The interface to the AST is kept separate, so that client code does not have to have templates all over the place. Each node in the AST has a base class using static polymorphism (it’s not shown above). That way, nobody has to visit a type like ispc::Parser<const Token<const char *, std::size_t>>::FunctionDecl and instead they use an interface and heirarachy like this:

template <typename Derived, typename TokenIt>
class FunctionDecl {
  public:

    template <typename DerivedStmtVisitor>
    auto VisitBody(StmtVisitor<DerivedStmtVisitor> &) const;

    template <typename DerivedTypeVisitor>
    auto VisitReturnType(TypeVisitor<DerivedTypeVisitor> &) const;

    auto GetName() const -> TokenIt;

    /* ... */
};

template <typename DerivedVisitor>
class TopLevelASTVisitor {
  public:
    template <typename DerivedFunc, typename TokenIt>
    auto Visit(const FunctionDecl<DerivedFunc, TokenIt> &func);

    /* ... */
};

template <typename TokenIt>
class ASTContext final {
  public:
    template <typename DerivedVisitor>
    auto VisitAST(TopLevelASTVisitor<DerivedVisitor> &) const;
};

An example usage:

class CustomVisitor final : public TopLevelASTVisitor<CustomVisitor> {
  public:
    template <typename DerivedFunc, typename TokenIt>
    void VisitImpl(const FunctionDecl<DerivedFunc, TokenIt> &func) {
    	std::cout << "Function name: " << func.GetName() << std::endl;
    }
};

Yes there’s still templates, but they’re much shorter and the expectation of what’s required is shown clearly in TopLevelASTVisitor. There’s also the benefit of having return types in visitation methods. It would not be as easy to have a non-void return type using virtual visitor classes. With this method, there’s a clean picture of what’s an input and what’s an output in a visitor call:

auto errorList = astContext.VisitAST(typeChecker);

Instead of something like:

astContext.VisitAST(typeChecker);
auto errorList = typeChecker.GetErrorList();

Which would also have several less-readable components to it in the implementation of a derived visitor.

Downsides

As with most template-heavy code, the downside is going to be build times. Also, anyone not familiar with CRTP is probably going to be confused when looking at the AST heirarachy. And lastly, template errors are a horror.

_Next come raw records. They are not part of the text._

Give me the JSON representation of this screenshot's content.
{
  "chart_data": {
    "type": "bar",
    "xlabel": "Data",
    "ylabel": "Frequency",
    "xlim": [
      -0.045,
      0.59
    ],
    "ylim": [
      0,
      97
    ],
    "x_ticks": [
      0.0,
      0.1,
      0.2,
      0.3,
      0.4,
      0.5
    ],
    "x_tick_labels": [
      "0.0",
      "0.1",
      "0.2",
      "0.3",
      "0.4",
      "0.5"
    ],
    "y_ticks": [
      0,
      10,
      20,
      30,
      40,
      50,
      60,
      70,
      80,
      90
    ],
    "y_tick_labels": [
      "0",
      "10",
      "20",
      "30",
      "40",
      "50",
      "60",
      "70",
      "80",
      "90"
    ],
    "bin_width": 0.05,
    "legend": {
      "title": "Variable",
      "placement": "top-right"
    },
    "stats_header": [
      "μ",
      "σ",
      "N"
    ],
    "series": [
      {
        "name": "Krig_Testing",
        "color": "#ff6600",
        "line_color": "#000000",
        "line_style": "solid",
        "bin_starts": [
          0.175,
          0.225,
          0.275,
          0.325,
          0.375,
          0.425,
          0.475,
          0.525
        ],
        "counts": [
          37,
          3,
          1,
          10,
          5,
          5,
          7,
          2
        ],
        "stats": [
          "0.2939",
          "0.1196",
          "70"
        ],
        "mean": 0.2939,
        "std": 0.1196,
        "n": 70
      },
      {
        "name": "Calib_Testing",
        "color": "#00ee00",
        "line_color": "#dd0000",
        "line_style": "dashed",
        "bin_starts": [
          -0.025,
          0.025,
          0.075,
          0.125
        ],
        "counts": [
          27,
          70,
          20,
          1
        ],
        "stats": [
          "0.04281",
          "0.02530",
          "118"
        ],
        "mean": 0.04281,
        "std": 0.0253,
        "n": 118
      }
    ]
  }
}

I also wonder whether the type parameterization of the lexer is actually worth it, since most compilers only support UTF-8 and the benefits of smaller token types might be negligible.

Conclusion

I’m happy with the design and I think it’ll hold up for the rest of my time working on this project. It’s extremely nice having very loose coupling between the lexer and parser and reassuring to know that supporting a preprocessing phase won’t invoke a rewrite. I’m really looking forward to seeing the implementation to completion.